En 2022, nous avons deux chantiers. Le premier concerne le budget sensible au genre. Par exemple, l’utilisation des skate-parks est avant tout masculine. L’idée est d’aller vers un usage mixte des installations publiques et de faire en sorte que les investissements servent autant aux femmes qu’aux hommes. La première étape va consister à organiser un temps d’évaluation de nos budgets. Par ailleurs, nous envisageons de lancer les premières assises nationales contre les violences faites aux femmes en novembre 2022.
Ces exemples montrent que la question de l’égalité FH est souvent mise en avant sous le prisme social moins sous l’angle économique et professionnel. Quid des actions en faveur de l’entrepreneuriat au féminin ?
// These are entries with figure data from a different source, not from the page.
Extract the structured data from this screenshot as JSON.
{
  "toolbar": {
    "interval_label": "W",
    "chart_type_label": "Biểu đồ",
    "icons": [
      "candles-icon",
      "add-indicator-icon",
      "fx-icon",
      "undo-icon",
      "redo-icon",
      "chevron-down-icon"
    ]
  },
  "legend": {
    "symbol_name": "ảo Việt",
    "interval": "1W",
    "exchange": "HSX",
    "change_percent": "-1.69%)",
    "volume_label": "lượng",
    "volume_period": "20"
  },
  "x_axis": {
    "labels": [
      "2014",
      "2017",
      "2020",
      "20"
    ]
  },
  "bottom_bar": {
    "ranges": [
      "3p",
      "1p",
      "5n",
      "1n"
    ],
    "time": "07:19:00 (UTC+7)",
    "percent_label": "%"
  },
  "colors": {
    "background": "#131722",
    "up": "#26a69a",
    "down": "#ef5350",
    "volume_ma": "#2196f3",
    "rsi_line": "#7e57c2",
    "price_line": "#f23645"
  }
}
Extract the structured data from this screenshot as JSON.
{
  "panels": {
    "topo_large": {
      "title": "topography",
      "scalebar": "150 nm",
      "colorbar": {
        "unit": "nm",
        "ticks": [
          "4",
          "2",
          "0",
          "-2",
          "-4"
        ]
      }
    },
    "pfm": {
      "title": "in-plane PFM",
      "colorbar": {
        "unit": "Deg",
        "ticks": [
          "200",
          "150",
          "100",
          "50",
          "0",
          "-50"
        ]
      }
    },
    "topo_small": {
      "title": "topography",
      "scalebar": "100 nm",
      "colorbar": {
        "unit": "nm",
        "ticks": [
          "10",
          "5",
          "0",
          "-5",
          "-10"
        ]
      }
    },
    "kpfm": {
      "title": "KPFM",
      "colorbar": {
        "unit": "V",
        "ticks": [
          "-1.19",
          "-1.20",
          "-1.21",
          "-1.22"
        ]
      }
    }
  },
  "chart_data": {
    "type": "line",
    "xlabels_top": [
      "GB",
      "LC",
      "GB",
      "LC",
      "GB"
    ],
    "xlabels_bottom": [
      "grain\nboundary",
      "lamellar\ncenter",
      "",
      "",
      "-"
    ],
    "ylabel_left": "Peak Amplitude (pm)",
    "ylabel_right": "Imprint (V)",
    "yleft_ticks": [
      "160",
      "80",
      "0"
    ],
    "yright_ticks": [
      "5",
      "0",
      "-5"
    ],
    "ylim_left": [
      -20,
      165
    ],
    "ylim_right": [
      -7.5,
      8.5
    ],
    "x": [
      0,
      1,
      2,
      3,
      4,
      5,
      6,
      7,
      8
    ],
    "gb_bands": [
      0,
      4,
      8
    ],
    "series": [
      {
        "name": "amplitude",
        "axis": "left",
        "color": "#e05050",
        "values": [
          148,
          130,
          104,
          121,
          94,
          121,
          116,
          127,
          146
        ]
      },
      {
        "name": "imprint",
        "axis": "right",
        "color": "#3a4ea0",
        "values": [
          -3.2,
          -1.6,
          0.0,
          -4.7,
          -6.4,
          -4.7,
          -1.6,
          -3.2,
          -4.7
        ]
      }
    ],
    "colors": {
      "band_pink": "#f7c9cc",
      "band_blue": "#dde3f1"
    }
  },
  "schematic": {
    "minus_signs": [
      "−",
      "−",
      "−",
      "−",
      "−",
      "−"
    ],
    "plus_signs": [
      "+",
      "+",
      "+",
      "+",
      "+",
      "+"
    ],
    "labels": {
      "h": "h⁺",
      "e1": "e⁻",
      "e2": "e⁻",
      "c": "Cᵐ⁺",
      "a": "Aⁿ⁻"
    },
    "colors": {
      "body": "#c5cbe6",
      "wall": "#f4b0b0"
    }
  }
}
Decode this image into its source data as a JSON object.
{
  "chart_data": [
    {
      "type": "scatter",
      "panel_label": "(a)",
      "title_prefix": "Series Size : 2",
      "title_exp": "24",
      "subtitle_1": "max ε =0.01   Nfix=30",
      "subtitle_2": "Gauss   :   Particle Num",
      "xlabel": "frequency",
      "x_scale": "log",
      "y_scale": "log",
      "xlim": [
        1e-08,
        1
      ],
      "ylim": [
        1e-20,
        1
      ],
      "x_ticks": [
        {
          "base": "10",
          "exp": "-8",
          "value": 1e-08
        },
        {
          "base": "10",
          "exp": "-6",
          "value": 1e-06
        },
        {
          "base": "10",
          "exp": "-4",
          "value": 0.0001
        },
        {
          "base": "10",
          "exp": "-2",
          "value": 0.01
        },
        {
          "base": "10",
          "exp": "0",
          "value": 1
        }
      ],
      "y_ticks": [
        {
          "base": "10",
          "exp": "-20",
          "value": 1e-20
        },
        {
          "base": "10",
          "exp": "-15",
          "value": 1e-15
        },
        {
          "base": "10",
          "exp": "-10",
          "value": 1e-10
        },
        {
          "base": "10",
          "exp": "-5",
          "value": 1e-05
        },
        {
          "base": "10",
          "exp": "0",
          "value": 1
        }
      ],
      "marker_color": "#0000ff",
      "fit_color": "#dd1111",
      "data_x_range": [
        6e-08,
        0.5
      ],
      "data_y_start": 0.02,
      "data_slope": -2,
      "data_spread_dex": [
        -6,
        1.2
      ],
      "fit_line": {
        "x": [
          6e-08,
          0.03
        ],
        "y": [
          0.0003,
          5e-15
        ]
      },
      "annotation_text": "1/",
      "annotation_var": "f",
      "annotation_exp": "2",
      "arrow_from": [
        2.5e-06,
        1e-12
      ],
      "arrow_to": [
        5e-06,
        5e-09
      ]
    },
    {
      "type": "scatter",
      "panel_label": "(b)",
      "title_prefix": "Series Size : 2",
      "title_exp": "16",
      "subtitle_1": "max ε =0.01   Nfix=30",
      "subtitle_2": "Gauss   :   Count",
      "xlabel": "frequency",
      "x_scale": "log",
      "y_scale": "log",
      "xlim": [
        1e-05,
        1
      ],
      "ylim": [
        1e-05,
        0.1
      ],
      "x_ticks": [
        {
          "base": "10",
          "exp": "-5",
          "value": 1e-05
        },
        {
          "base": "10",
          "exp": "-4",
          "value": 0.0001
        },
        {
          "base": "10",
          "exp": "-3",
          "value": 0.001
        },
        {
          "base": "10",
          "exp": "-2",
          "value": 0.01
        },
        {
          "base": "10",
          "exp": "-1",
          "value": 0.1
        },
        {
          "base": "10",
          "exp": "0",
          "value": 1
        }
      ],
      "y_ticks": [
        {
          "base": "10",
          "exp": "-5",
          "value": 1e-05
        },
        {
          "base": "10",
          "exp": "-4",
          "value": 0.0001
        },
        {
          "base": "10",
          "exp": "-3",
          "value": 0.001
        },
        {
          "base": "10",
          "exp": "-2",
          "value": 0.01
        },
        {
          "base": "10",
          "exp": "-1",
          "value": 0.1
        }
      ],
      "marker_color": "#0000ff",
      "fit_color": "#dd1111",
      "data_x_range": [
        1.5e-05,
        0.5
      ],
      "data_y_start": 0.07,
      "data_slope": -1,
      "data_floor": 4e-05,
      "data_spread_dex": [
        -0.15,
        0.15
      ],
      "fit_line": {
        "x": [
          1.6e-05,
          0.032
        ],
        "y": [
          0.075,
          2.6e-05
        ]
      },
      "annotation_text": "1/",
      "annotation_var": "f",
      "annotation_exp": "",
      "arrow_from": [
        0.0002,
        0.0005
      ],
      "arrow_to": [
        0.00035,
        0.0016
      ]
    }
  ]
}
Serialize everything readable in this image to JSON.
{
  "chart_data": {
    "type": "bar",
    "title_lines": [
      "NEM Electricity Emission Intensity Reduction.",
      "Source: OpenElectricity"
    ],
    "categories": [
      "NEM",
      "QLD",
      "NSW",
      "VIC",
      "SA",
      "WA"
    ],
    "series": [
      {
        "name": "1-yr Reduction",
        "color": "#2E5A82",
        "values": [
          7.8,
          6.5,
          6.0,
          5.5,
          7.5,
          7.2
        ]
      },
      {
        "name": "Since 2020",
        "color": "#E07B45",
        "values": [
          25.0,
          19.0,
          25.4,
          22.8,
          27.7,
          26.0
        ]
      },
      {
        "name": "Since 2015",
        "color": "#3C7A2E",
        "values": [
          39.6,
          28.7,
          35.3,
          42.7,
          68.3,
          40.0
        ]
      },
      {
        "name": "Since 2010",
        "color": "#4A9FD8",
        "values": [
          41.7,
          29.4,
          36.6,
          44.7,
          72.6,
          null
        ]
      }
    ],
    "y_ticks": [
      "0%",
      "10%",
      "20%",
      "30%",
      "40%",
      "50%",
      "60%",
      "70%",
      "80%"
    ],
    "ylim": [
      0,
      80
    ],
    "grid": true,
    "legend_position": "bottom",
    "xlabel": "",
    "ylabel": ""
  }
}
Le dispositif NégoTraining sera développé en proposant plus d’ateliers dans les différents quartiers de Nantes pour plus de proximité. Nous travaillons également à la valorisation et mise en visibilité des réseaux d’entreprenariat au féminin (Sup’ Porteurs de la création 44, Artisanes 44, Business au féminin…), soutenons des projets dans les quartiers populaires avec le dispositif Osez Entreprendre, des associations qui agissent pour sensibiliser les jeunes à l’entreprenariat (100 000 entrepreneurs, Entreprendre pour apprendre, Les Entrepreneuriales etc.) mais aussi des événements, comme Be a boss le 8 avril prochain.
Enfin, en matière d’égalité femmes-hommes, la collectivité nantaise est-elle exemplaire ?
La Ville de Nantes a obtenu le label Égalité́ en 2020, les élus touchent les mêmes indemnités et la parité est respectée dans l’ordonnancement des adjoints. Pour autant, certains délégations (petite enfance, santé,…) sont encore un peu genrées. Cette réalité pourrait nous amener à nous pencher sur le sujet.